AI Compute: The Bottleneck Investors Are Watching
AI compute is a purer and more persistent supply shortage. Demand for AI is near-unlimited; chip supply is throttled to a trickle. The twist is that the throttle is a choice of one company. Taiwan Semiconductor (TSMC) could flood the market and kill prices. They have seen bubbles and are actively managing only incremental supply increases to prevent the inevitable bust. If they doubled output, Nvidia could sell $1.5 trillion more chips. They won’t. That discipline is what is preventing a bubble in the near term.
So what’s the takeaway? How does an engineered shortage align with a long-term bet on abundance. TSMC is acting like OPEC, throttling supply to attempt to keep prices high indefinitely. History teaches this effort is probably doomed to failure. Follow the money as capital flows to solve for the shortage.
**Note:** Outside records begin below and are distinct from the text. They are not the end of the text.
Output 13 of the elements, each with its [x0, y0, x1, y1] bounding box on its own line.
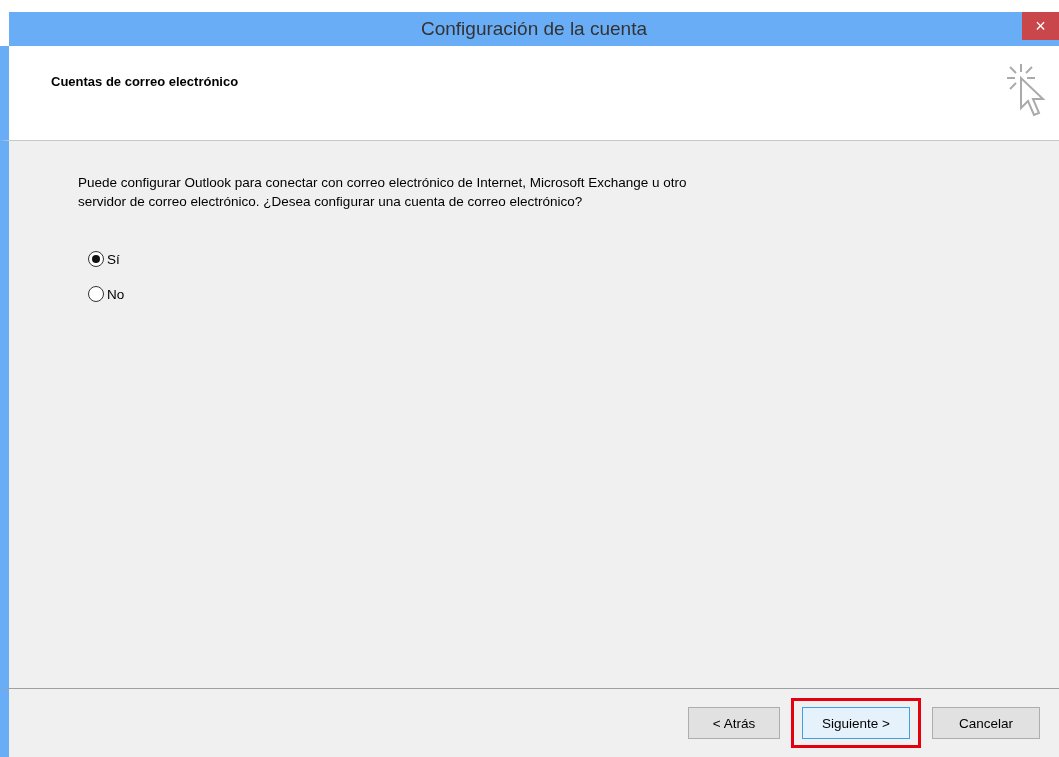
description-text: Puede configurar Outlook para conectar con correo electrónico de Internet, Microsoft Exchange u otro servidor de correo electrónico. ¿Desea configurar una cuenta de correo electrónico? — [78, 174, 688, 211]
radio-option[interactable]: No — [88, 286, 1059, 302]
radio-option[interactable]: Sí — [88, 251, 1059, 267]
option-label: No — [107, 286, 125, 302]
dialog-button[interactable]: Siguiente > — [802, 707, 910, 739]
close-button[interactable]: × — [1022, 12, 1059, 40]
option-label: Sí — [107, 251, 120, 267]
window-title: Configuración de la cuenta — [420, 18, 647, 40]
dialog-button[interactable]: < Atrás — [688, 707, 780, 739]
radio-button[interactable] — [88, 286, 104, 302]
dialog-button[interactable]: Cancelar — [932, 707, 1040, 739]
radio-button[interactable] — [88, 251, 104, 267]
header-title: Cuentas de correo electrónico — [51, 74, 239, 89]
Following Capital to the Next Opportunity
SpaceX’s IPO is exhibit A. While controversial, Elon Musk is one of the geniuses of our day. He has plans to solve the AI compute shortage by end-running TSMC and building Terafab; a vertically integrated semiconductor facility which targets the leading edge TSMC owns today. On June 12th, SpaceX completed the largest IPO in history: ~$75 billion raised at a $2 trillion valuation, with captive demand baked in through newly-absorbed xAI. Capital is flooding the bottleneck, exactly as the abundance thesis predicts. Like all shortages, AI compute is a race against time. TSMC is still in charge—for now. Betting on abundance requires acknowledging timing. For investors that’s the opportunity.

source: ChatGPT
Why Timing Matters More Than Scarcity
Abundance is the destination, not the trade. The money is made in the meantime—in shortages real enough to draw capital and stubborn enough to resist it for years. Copper and rare earths take years to cure; Bitcoin’s can’t be cured at all; AI compute’s won’t be, until TSMC decides otherwise or Terafab rewrites the script. Each is a bet on how long the cure is delayed, not whether it arrives.
That’s the discipline: rent the shortage, don’t marry it. Ride it while demand outruns supply, and never mistake a long delay for a permanent reprieve. Bergius proved both halves of the law—he wrung oil from rock, then watched a two-dollar barrel bury his miracle the moment the chokehold lifted. TSMC’s chokehold won’t hold if Musk is successful with Terafab. The crisis is never permanent. The only question that ever pays is when.